Zanthoxylum acanthopodium
This article was based on formal or substantive deficiencies in the quality assurance biology in the section "plants" entered for improvement. This is done in order to bring the quality of the biology articles to an acceptable level. Please help improve this article! Articles that are not significantly improved can be deleted if necessary.
Read the more detailed information in the minimum requirements for biology articles .
Zanthoxylum acanthopodium | ||||||||||||
---|---|---|---|---|---|---|---|---|---|---|---|---|
Zanthoxylum acanthopodium |
||||||||||||
Systematics | ||||||||||||
|
||||||||||||
Scientific name | ||||||||||||
Zanthoxylum acanthopodium | ||||||||||||
DC. |
Zanthoxylum acanthopodium is a species in the genus Zanthoxylum within the family of the Rutaceae (Rutaceae). Its dried fruits are usedas a spicein Asia under the name Andaliman or Indonesian lemon pepper . Zanthoxylum acanthopodium is not related to the black pepper ( Piper nigrum ).
description
Zanthoxylum acanthopodium grows as a prickly, small, diocese tree or shrub and reaches a height of about 6 meters.
The stalked leaves are unpinnate with a winged rachis. The up to about 11 almost sessile and paired, short-stalked, pointed and notched leaflets are ovate to lanceolate. The veins are pronounced and pinnate. The petioles, the rachis and the central vein of the leaflets, the stem and the branches are often reddish and they have reddish spines . There are oil glands on the leaves, trunk and branches.
Short, axially and paniculate inflorescences are formed. The short-stalked flowers are yellowish-green with 6–8 tepals and a fleshy nectar disc . The male flowers have 5–6 stamens and a stunted ovary , the female none. The female flowers have an ovary of 2–5 carpels, it often has an oil gland. The stylus is in two parts.
The small, almost bare, knobbed and round fruits are purple-red, single-seeded follicles with oil glands, they are about 4 mm in size. The black, shiny seeds with a soft seed coat are about 3 mm in size.
The number of chromosomes is 2n = 64.
ecology
It only spreads through birds, resulting in widespread and irregular distribution.
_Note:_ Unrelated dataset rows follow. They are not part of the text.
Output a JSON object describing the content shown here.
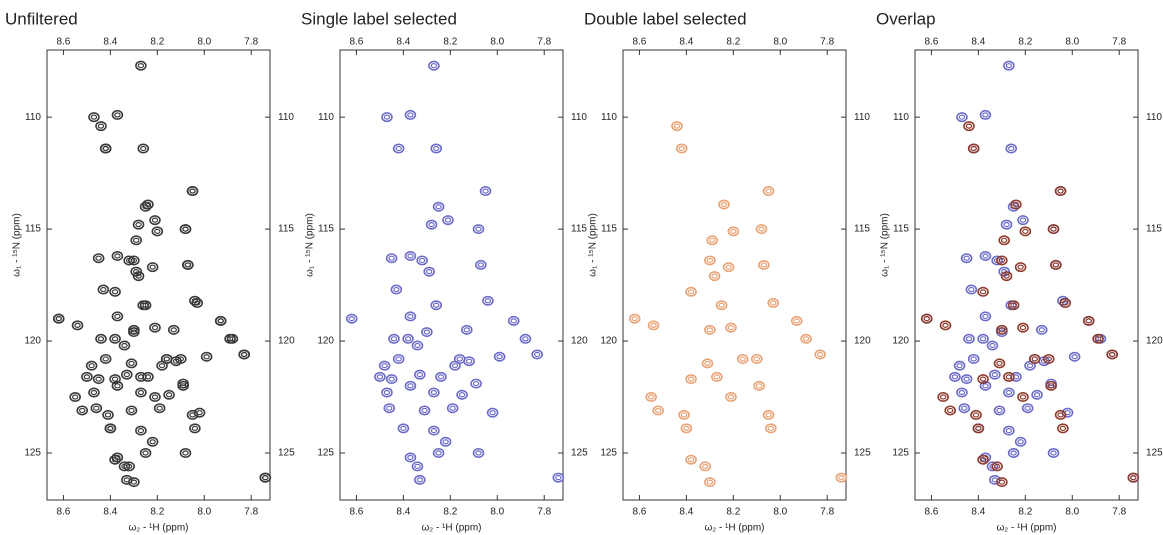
{
  "chart_data": [
    {
      "type": "scatter",
      "title": "Unfiltered",
      "xlabel": "ω₂ - ¹H (ppm)",
      "ylabel": "ω₁ - ¹⁵N (ppm)",
      "xlim": [
        8.67,
        7.72
      ],
      "ylim": [
        127.1,
        107.0
      ],
      "xticks": [
        8.6,
        8.4,
        8.2,
        {
          "value": 8,
          "label": "8.0"
        },
        7.8
      ],
      "yticks": [
        110,
        115,
        120,
        125
      ],
      "series": [
        {
          "color": "#3a3a3a",
          "x": [
            8.27,
            8.47,
            8.37,
            8.42,
            8.26,
            8.05,
            8.25,
            8.28,
            8.21,
            8.08,
            8.45,
            8.37,
            8.32,
            8.29,
            8.07,
            8.43,
            8.26,
            8.04,
            8.62,
            8.37,
            8.44,
            8.38,
            8.3,
            8.13,
            7.93,
            7.88,
            8.34,
            8.16,
            8.12,
            7.83,
            8.48,
            8.42,
            8.5,
            8.45,
            8.33,
            8.24,
            8.18,
            8.09,
            8.47,
            8.37,
            8.27,
            8.15,
            8.46,
            8.31,
            8.19,
            8.02,
            8.4,
            8.27,
            8.22,
            8.37,
            8.34,
            8.25,
            8.08,
            8.33,
            7.74,
            7.99
          ],
          "y": [
            107.7,
            110.0,
            109.9,
            111.4,
            111.4,
            113.3,
            114.0,
            114.8,
            114.6,
            115.0,
            116.3,
            116.2,
            116.4,
            116.9,
            116.6,
            117.7,
            118.4,
            118.2,
            119.0,
            118.9,
            119.9,
            119.9,
            119.6,
            119.5,
            119.1,
            119.9,
            120.2,
            120.8,
            120.9,
            120.6,
            121.1,
            120.8,
            121.6,
            121.7,
            121.5,
            121.6,
            121.1,
            121.9,
            122.3,
            122.0,
            122.3,
            122.4,
            123.0,
            123.1,
            123.0,
            123.2,
            123.9,
            124.0,
            124.5,
            125.2,
            125.6,
            125.0,
            125.0,
            126.2,
            126.1,
            120.7
          ]
        },
        {
          "color": "#3a3a3a",
          "x": [
            8.44,
            8.42,
            8.05,
            8.24,
            8.29,
            8.2,
            8.08,
            8.3,
            8.28,
            8.22,
            8.07,
            8.38,
            8.25,
            8.03,
            8.62,
            8.54,
            8.3,
            8.21,
            7.93,
            7.89,
            7.83,
            8.16,
            8.1,
            8.31,
            8.38,
            8.27,
            8.09,
            8.55,
            8.21,
            8.52,
            8.41,
            8.05,
            8.4,
            8.04,
            8.38,
            8.32,
            8.3,
            7.74
          ],
          "y": [
            110.4,
            111.4,
            113.3,
            113.9,
            115.5,
            115.1,
            115.0,
            116.4,
            117.1,
            116.7,
            116.6,
            117.8,
            118.4,
            118.3,
            119.0,
            119.3,
            119.5,
            119.4,
            119.1,
            119.9,
            120.6,
            120.8,
            120.8,
            121.0,
            121.7,
            121.6,
            122.0,
            122.5,
            122.5,
            123.1,
            123.3,
            123.3,
            123.9,
            123.9,
            125.3,
            125.6,
            126.3,
            126.1
          ]
        }
      ]
    },
    {
      "type": "scatter",
      "title": "Single label selected",
      "xlabel": "ω₂ - ¹H (ppm)",
      "ylabel": "ω₁ - ¹⁵N (ppm)",
      "xlim": [
        8.67,
        7.72
      ],
      "ylim": [
        127.1,
        107.0
      ],
      "xticks": [
        8.6,
        8.4,
        8.2,
        {
          "value": 8,
          "label": "8.0"
        },
        7.8
      ],
      "yticks": [
        110,
        115,
        120,
        125
      ],
      "series": [
        {
          "color": "#6b6bc9",
          "x": [
            8.27,
            8.47,
            8.37,
            8.42,
            8.26,
            8.05,
            8.25,
            8.28,
            8.21,
            8.08,
            8.45,
            8.37,
            8.32,
            8.29,
            8.07,
            8.43,
            8.26,
            8.04,
            8.62,
            8.37,
            8.44,
            8.38,
            8.3,
            8.13,
            7.93,
            7.88,
            8.34,
            8.16,
            8.12,
            7.83,
            8.48,
            8.42,
            8.5,
            8.45,
            8.33,
            8.24,
            8.18,
            8.09,
            8.47,
            8.37,
            8.27,
            8.15,
            8.46,
            8.31,
            8.19,
            8.02,
            8.4,
            8.27,
            8.22,
            8.37,
            8.34,
            8.25,
            8.08,
            8.33,
            7.74,
            7.99
          ],
          "y": [
            107.7,
            110.0,
            109.9,
            111.4,
            111.4,
            113.3,
            114.0,
            114.8,
            114.6,
            115.0,
            116.3,
            116.2,
            116.4,
            116.9,
            116.6,
            117.7,
            118.4,
            118.2,
            119.0,
            118.9,
            119.9,
            119.9,
            119.6,
            119.5,
            119.1,
            119.9,
            120.2,
            120.8,
            120.9,
            120.6,
            121.1,
            120.8,
            121.6,
            121.7,
            121.5,
            121.6,
            121.1,
            121.9,
            122.3,
            122.0,
            122.3,
            122.4,
            123.0,
            123.1,
            123.0,
            123.2,
            123.9,
            124.0,
            124.5,
            125.2,
            125.6,
            125.0,
            125.0,
            126.2,
            126.1,
            120.7
          ]
        }
      ]
    },
    {
      "type": "scatter",
      "title": "Double label selected",
      "xlabel": "ω₂ - ¹H (ppm)",
      "ylabel": "ω₁ - ¹⁵N (ppm)",
      "xlim": [
        8.67,
        7.72
      ],
      "ylim": [
        127.1,
        107.0
      ],
      "xticks": [
        8.6,
        8.4,
        8.2,
        {
          "value": 8,
          "label": "8.0"
        },
        7.8
      ],
      "yticks": [
        110,
        115,
        120,
        125
      ],
      "series": [
        {
          "color": "#e8a274",
          "x": [
            8.44,
            8.42,
            8.05,
            8.24,
            8.29,
            8.2,
            8.08,
            8.3,
            8.28,
            8.22,
            8.07,
            8.38,
            8.25,
            8.03,
            8.62,
            8.54,
            8.3,
            8.21,
            7.93,
            7.89,
            7.83,
            8.16,
            8.1,
            8.31,
            8.38,
            8.27,
            8.09,
            8.55,
            8.21,
            8.52,
            8.41,
            8.05,
            8.4,
            8.04,
            8.38,
            8.32,
            8.3,
            7.74
          ],
          "y": [
            110.4,
            111.4,
            113.3,
            113.9,
            115.5,
            115.1,
            115.0,
            116.4,
            117.1,
            116.7,
            116.6,
            117.8,
            118.4,
            118.3,
            119.0,
            119.3,
            119.5,
            119.4,
            119.1,
            119.9,
            120.6,
            120.8,
            120.8,
            121.0,
            121.7,
            121.6,
            122.0,
            122.5,
            122.5,
            123.1,
            123.3,
            123.3,
            123.9,
            123.9,
            125.3,
            125.6,
            126.3,
            126.1
          ]
        }
      ]
    },
    {
      "type": "scatter",
      "title": "Overlap",
      "xlabel": "ω₂ - ¹H (ppm)",
      "ylabel": "ω₁ - ¹⁵N (ppm)",
      "xlim": [
        8.67,
        7.72
      ],
      "ylim": [
        127.1,
        107.0
      ],
      "xticks": [
        8.6,
        8.4,
        8.2,
        {
          "value": 8,
          "label": "8.0"
        },
        7.8
      ],
      "yticks": [
        110,
        115,
        120,
        125
      ],
      "series": [
        {
          "color": "#6b6bc9",
          "x": [
            8.27,
            8.47,
            8.37,
            8.42,
            8.26,
            8.05,
            8.25,
            8.28,
            8.21,
            8.08,
            8.45,
            8.37,
            8.32,
            8.29,
            8.07,
            8.43,
            8.26,
            8.04,
            8.62,
            8.37,
            8.44,
            8.38,
            8.3,
            8.13,
            7.93,
            7.88,
            8.34,
            8.16,
            8.12,
            7.83,
            8.48,
            8.42,
            8.5,
            8.45,
            8.33,
            8.24,
            8.18,
            8.09,
            8.47,
            8.37,
            8.27,
            8.15,
            8.46,
            8.31,
            8.19,
            8.02,
            8.4,
            8.27,
            8.22,
            8.37,
            8.34,
            8.25,
            8.08,
            8.33,
            7.74,
            7.99
          ],
          "y": [
            107.7,
            110.0,
            109.9,
            111.4,
            111.4,
            113.3,
            114.0,
            114.8,
            114.6,
            115.0,
            116.3,
            116.2,
            116.4,
            116.9,
            116.6,
            117.7,
            118.4,
            118.2,
            119.0,
            118.9,
            119.9,
            119.9,
            119.6,
            119.5,
            119.1,
            119.9,
            120.2,
            120.8,
            120.9,
            120.6,
            121.1,
            120.8,
            121.6,
            121.7,
            121.5,
            121.6,
            121.1,
            121.9,
            122.3,
            122.0,
            122.3,
            122.4,
            123.0,
            123.1,
            123.0,
            123.2,
            123.9,
            124.0,
            124.5,
            125.2,
            125.6,
            125.0,
            125.0,
            126.2,
            126.1,
            120.7
          ]
        },
        {
          "color": "#8e3b2c",
          "x": [
            8.44,
            8.42,
            8.05,
            8.24,
            8.29,
            8.2,
            8.08,
            8.3,
            8.28,
            8.22,
            8.07,
            8.38,
            8.25,
            8.03,
            8.62,
            8.54,
            8.3,
            8.21,
            7.93,
            7.89,
            7.83,
            8.16,
            8.1,
            8.31,
            8.38,
            8.27,
            8.09,
            8.55,
            8.21,
            8.52,
            8.41,
            8.05,
            8.4,
            8.04,
            8.38,
            8.32,
            8.3,
            7.74
          ],
          "y": [
            110.4,
            111.4,
            113.3,
            113.9,
            115.5,
            115.1,
            115.0,
            116.4,
            117.1,
            116.7,
            116.6,
            117.8,
            118.4,
            118.3,
            119.0,
            119.3,
            119.5,
            119.4,
            119.1,
            119.9,
            120.6,
            120.8,
            120.8,
            121.0,
            121.7,
            121.6,
            122.0,
            122.5,
            122.5,
            123.1,
            123.3,
            123.3,
            123.9,
            123.9,
            125.3,
            125.6,
            126.3,
            126.1
          ]
        }
      ]
    }
  ]
}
Only enzymes in the digestive tract of some bird species allow the seeds to germinate. All attempts at cultivation have so far failed.
distribution
The distribution area of Zanthoxylum acanthopodium extends from the Indian subcontinent India ( Arunachal Pradesh , Assam , Manipur , Meghalaya , Mizoram , Nagaland , Uttar Pradesh , West Bengal ), Bangladesh via the Himalayan states of Sikkim , Bhutan , Nepal and Tibet to the Chinese provinces of Guizhou , Sichuan , Yunnan as well as Guangxi and Laos , Myanmar , Thailand , Vietnam , Sumatra and Malaysia .
Taxonomy
The first description of Zanthoxylum acanthopodium was made in 1824 by Augustin Pyramus de Candolle in Prodromus Systematis Naturalis Regni Vegetabilis , 1, p 727. There are known some synonyms.
use
The seeds are used as a spice and have a mild pepper taste, lemongrass note and a slightly numbing effect. Other types of Zanthoxylum provide types of spice known as Szechuan pepper . The dried fruits and branches are marketed as Andaliman pepper, Indonesian lemon pepper or other names.
An essential oil is extracted from the fruits, which is used in perfumery.
The seeds and bark are used medicinally. The wood is used for different things.
literature
- Zanthoxylum acanthopodium in the Flora of China, Vol. 11.
Web links
- Zanthoxylum acanthopodium from Useful Tropical Plants, accessed October 7, 2018.
- Zanthoxylum acanthopodium from Botanical Survey of India, accessed October 8, 2018.
Individual evidence
- ↑ a b c Zanthoxylum acanthopodium in the Germplasm Resources Information Network (GRIN), USDA , ARS , National Genetic Resources Program. National Germplasm Resources Laboratory, Beltsville, Maryland. Retrieved July 22, 2016.
- ↑ a b c Umberto Quattrocchi: CRC World Dictionary of Medicinal and Poisonous Plants. CRC Press, 2012, ISBN 978-1-4822-5064-0 , p. 3983.
- ↑ Zanthoxylum acanthopodium at Tropicos.org. In: IPCN Chromosome Reports . Missouri Botanical Garden, St. Louis
- ↑ Zanthoxylum acanthopodium at Tropicos.org. Missouri Botanical Garden, St. Louis, accessed July 27, 2016.